O autor da matéria, deputado Enivaldo dos Anjos (PSD), defende mais clareza para auxiliar na decisão de compra dos consumidores. “Como estes produtos não têm grande espaço na legislação brasileira, é preciso dar condições ao cidadão capixaba de poder fazer uma compra a partir das informações prévias sobre esta mercadoria”, justifica.

Penalidade

O texto diz que os estabelecimentos que comercializam produtos naturais, orgânicos e veganos deverão afixar cartazes em locais visíveis contendo o disposto na norma. Se virar lei, o PL prevê  multa de 500 Valores de Referência do Tesouro Estadual (VRTEs) aos estabelecimentos que não cumprirem o disposto, o equivalente a cerca de R$1.750. Valor que pode dobrar em caso de reincidência.

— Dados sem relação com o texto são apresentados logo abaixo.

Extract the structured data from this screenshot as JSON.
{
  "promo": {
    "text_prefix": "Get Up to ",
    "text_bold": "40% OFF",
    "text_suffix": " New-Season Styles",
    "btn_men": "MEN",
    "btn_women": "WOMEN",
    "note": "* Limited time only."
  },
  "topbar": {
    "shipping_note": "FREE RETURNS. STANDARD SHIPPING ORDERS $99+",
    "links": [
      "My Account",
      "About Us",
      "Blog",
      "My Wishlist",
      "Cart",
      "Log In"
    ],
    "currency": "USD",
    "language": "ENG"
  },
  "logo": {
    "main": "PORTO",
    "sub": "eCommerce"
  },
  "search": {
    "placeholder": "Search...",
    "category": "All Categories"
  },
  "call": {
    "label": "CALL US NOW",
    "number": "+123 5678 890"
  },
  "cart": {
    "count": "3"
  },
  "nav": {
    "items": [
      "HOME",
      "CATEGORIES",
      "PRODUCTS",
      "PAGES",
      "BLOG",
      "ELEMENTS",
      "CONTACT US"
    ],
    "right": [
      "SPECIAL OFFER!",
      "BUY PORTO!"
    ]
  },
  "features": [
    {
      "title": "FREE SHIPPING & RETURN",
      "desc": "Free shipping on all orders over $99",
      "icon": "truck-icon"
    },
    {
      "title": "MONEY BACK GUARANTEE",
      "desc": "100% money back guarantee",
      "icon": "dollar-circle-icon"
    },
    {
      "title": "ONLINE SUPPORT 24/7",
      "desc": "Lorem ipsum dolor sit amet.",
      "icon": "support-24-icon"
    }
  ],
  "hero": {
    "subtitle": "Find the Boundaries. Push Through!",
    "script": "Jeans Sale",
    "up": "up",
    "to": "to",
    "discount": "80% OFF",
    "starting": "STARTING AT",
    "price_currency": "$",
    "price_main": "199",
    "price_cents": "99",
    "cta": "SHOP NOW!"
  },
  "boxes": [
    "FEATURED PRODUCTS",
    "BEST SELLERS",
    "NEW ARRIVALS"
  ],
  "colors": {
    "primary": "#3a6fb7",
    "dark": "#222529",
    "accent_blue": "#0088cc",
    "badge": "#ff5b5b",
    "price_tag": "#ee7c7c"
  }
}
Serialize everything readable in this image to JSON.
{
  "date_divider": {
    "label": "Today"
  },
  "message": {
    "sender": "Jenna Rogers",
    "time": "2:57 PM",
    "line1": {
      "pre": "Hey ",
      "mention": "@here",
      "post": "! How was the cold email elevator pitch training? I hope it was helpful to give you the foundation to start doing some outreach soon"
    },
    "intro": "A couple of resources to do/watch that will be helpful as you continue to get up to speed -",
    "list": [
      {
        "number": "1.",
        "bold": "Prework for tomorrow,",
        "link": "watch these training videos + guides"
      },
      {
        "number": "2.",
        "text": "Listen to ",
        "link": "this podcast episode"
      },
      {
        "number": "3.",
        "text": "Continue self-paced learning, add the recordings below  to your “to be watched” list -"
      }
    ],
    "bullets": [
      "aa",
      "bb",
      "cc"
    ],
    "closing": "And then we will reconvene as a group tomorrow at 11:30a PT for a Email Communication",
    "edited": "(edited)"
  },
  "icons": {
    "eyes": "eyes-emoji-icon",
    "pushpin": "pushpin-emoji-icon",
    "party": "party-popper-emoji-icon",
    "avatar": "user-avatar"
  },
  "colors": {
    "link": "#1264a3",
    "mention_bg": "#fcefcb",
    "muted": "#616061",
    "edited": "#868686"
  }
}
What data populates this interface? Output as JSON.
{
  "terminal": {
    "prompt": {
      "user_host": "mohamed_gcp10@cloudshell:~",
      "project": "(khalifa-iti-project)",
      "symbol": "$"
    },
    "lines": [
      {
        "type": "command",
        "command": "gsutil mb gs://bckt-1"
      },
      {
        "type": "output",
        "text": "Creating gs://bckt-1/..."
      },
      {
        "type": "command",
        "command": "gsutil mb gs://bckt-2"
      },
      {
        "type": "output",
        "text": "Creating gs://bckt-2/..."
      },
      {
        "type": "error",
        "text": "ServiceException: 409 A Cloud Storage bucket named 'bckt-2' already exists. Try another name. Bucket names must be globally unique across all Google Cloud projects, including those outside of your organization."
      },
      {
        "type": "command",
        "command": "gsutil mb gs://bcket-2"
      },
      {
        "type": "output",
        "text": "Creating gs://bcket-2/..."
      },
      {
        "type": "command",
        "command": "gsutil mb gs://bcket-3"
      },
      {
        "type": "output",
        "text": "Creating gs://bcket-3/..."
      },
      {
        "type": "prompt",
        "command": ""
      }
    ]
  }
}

Natural, vegano e orgânico

De acordo com o  Ministério da Agricultura, Pecuária e Abastecimento (MAPA),  o produto é considerado natural quando não há na sua composição ingredientes prejudiciais à saúde ou algum tipo de aditivo químico. Já o selo orgânico, é conferido ao artigo que, além de natural, é cultivado sem o uso de agrotóxico. Os veganos são os produtos feitos sem matéria-prima de origem animal ou testes em bichos, podendo ter em sua composição ingredientes sintéticos.

Os órgãos fiscalizadores são o Instituto Nacional de Metrologia, Qualidade e Tecnologia (Inmetro), além de agências terceirizadas que ajudam na certificação e são  fiscalizadas pelo MAPA.